Racial composition as of the 2020 census
| Race | Number | Percent |
|---|---|---|
| White | 1,712 | 91.3% |
| Black or African American | 2 | 0.1% |
| American Indian and Alaska Native | 20 | 1.1% |
| Asian | 9 | 0.5% |
| Native Hawaiian and Other Pacific Islander | 0 | 0.0% |
| Some other race | 9 | 0.5% |
| Two or more races | 123 | 6.6% |
| Hispanic or Latino (of any race) | 37 | 2.0% |

===2000 census===
As of the census of 2000, there were 1,703 people, 627 households, and 465 families residing in the CDP. The population density was 741.6 PD/sqmi. There were 657 housing units at an average density of 286.1 /sqmi. The racial makeup of the CDP was 97.89% White, 0.06% African American, 0.82% Native American, 0.18% Asian, 0.35% from other races, and 0.70% from two or more races. Hispanic or Latino of any race were 0.82% of the population.

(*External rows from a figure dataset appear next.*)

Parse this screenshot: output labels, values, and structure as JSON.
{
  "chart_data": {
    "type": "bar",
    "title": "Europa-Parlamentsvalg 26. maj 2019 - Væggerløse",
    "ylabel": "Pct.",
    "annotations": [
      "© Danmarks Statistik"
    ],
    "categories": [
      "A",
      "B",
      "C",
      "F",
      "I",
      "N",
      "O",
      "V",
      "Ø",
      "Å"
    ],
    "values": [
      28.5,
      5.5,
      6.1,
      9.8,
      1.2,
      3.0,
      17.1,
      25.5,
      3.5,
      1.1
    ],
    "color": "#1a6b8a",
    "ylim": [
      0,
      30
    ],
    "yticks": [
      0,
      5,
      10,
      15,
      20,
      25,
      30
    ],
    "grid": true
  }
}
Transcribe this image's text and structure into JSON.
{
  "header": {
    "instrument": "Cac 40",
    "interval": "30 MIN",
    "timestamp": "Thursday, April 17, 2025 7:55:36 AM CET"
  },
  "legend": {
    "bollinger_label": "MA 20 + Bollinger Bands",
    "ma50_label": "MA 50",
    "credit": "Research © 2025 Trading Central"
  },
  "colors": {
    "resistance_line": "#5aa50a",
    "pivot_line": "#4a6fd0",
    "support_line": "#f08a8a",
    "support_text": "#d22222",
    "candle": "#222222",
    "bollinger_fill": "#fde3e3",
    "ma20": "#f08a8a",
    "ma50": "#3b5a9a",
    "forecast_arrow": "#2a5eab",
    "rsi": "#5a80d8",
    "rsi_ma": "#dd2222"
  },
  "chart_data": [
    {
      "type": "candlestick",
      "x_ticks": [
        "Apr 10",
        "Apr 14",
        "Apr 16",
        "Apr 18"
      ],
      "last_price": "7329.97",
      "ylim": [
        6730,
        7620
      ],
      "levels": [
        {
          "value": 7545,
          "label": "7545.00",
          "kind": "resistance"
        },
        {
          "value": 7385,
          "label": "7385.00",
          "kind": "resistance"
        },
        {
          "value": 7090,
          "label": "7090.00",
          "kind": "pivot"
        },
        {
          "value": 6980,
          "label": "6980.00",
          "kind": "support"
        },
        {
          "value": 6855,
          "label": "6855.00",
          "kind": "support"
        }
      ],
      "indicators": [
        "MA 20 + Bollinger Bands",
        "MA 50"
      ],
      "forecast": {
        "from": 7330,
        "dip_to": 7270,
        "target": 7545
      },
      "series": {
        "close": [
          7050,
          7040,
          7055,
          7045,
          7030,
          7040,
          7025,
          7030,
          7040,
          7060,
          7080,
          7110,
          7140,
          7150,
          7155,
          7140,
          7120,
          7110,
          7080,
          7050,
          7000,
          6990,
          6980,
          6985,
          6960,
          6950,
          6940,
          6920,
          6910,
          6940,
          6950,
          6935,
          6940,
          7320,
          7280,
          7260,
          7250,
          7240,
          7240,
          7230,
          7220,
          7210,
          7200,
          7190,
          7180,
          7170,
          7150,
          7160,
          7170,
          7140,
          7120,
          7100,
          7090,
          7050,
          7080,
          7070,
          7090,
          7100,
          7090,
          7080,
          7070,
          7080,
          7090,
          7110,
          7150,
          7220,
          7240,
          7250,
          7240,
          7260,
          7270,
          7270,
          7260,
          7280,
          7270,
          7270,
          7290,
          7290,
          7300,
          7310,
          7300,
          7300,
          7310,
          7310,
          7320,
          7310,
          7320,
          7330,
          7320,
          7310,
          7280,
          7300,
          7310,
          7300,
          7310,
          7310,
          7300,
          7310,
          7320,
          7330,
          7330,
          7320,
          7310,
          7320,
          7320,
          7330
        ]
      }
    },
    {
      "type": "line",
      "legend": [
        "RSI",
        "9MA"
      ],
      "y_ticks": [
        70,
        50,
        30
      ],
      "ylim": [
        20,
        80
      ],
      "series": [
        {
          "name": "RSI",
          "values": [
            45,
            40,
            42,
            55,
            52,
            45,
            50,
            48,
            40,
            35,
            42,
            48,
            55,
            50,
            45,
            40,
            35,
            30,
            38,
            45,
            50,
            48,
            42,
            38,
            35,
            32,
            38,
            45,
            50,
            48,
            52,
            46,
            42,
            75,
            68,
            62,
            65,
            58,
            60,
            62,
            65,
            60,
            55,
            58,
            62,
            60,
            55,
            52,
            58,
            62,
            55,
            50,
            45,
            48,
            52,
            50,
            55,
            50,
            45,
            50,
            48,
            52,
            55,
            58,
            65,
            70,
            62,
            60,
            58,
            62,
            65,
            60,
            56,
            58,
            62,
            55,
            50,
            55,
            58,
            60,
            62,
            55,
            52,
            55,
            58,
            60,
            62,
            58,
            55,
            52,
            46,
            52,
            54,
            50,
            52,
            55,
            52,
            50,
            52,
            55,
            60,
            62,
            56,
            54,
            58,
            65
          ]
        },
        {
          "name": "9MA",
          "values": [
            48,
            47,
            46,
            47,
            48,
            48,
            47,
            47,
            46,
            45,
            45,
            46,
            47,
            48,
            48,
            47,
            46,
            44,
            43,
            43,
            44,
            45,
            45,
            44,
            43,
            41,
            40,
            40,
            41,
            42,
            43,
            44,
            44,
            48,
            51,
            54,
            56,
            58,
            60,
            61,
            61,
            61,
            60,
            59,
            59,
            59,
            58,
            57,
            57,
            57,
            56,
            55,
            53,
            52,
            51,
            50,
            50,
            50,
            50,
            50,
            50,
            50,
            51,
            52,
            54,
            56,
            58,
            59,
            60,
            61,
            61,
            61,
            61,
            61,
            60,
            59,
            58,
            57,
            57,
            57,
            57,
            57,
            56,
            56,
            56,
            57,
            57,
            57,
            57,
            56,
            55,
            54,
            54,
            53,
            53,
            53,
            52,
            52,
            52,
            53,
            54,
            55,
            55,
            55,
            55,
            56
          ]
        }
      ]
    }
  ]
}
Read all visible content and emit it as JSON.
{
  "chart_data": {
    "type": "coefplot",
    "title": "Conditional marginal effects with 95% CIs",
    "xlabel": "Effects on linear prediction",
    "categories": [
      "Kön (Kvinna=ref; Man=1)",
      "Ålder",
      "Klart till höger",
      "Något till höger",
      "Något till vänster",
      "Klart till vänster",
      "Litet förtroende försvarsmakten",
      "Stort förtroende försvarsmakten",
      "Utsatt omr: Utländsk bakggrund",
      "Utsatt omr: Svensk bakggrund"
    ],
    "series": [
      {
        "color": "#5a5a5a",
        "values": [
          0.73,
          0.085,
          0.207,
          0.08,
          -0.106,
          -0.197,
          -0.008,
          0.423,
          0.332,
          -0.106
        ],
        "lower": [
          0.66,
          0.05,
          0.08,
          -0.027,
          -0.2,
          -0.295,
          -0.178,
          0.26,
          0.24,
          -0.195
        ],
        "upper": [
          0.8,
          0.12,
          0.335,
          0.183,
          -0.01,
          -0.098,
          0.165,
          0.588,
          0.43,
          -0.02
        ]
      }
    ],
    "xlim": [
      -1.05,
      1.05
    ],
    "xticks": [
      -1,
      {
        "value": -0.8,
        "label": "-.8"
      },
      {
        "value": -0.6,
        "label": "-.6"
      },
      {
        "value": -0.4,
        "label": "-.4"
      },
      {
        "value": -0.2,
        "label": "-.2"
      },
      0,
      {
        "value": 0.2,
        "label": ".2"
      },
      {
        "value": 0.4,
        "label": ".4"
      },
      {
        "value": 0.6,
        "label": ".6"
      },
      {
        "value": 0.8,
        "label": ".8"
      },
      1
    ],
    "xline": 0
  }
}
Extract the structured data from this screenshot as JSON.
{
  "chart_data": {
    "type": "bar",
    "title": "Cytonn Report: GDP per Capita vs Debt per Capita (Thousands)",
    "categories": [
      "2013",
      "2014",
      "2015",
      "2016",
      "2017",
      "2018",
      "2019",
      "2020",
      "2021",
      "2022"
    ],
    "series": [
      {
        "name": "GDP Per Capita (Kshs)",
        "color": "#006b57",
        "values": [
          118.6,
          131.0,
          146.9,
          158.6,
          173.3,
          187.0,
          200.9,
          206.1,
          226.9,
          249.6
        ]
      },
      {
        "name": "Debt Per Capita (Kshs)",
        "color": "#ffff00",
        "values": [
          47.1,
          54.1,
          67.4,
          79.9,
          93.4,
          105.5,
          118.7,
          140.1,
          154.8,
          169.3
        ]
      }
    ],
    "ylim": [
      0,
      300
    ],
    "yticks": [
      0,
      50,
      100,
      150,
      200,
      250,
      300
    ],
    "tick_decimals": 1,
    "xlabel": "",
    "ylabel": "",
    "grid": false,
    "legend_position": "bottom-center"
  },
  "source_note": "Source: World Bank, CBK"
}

There were 627 households, out of which 38.8% had children under the age of 18 living with them, 56.5% were married couples living together, 11.5% had a female householder with no husband present, and 25.7% were non-families. 19.6% of all households were made up of individuals, and 7.0% had someone living alone who was 65 years of age or older. The average household size was 2.72 and the average family size was 3.11.

In the CDP, the population was spread out, with 27.2% under the age of 18, 9.9% from 18 to 24, 30.0% from 25 to 44, 24.7% from 45 to 64, and 8.2% who were 65 years of age or older. The median age was 35 years. For every 100 females, there were 97.1 males. For every 100 females age 18 and over, there were 95.1 males.

The median income for a household in the CDP was $35,481, and the median income for a family was $43,214. Males had a median income of $40,160 versus $21,074 for females. The per capita income for the CDP was $15,599. About 5.7% of families and 12.9% of the population were below the poverty line, including 6.1% of those under age 18 and 8.8% of those age 65 or over.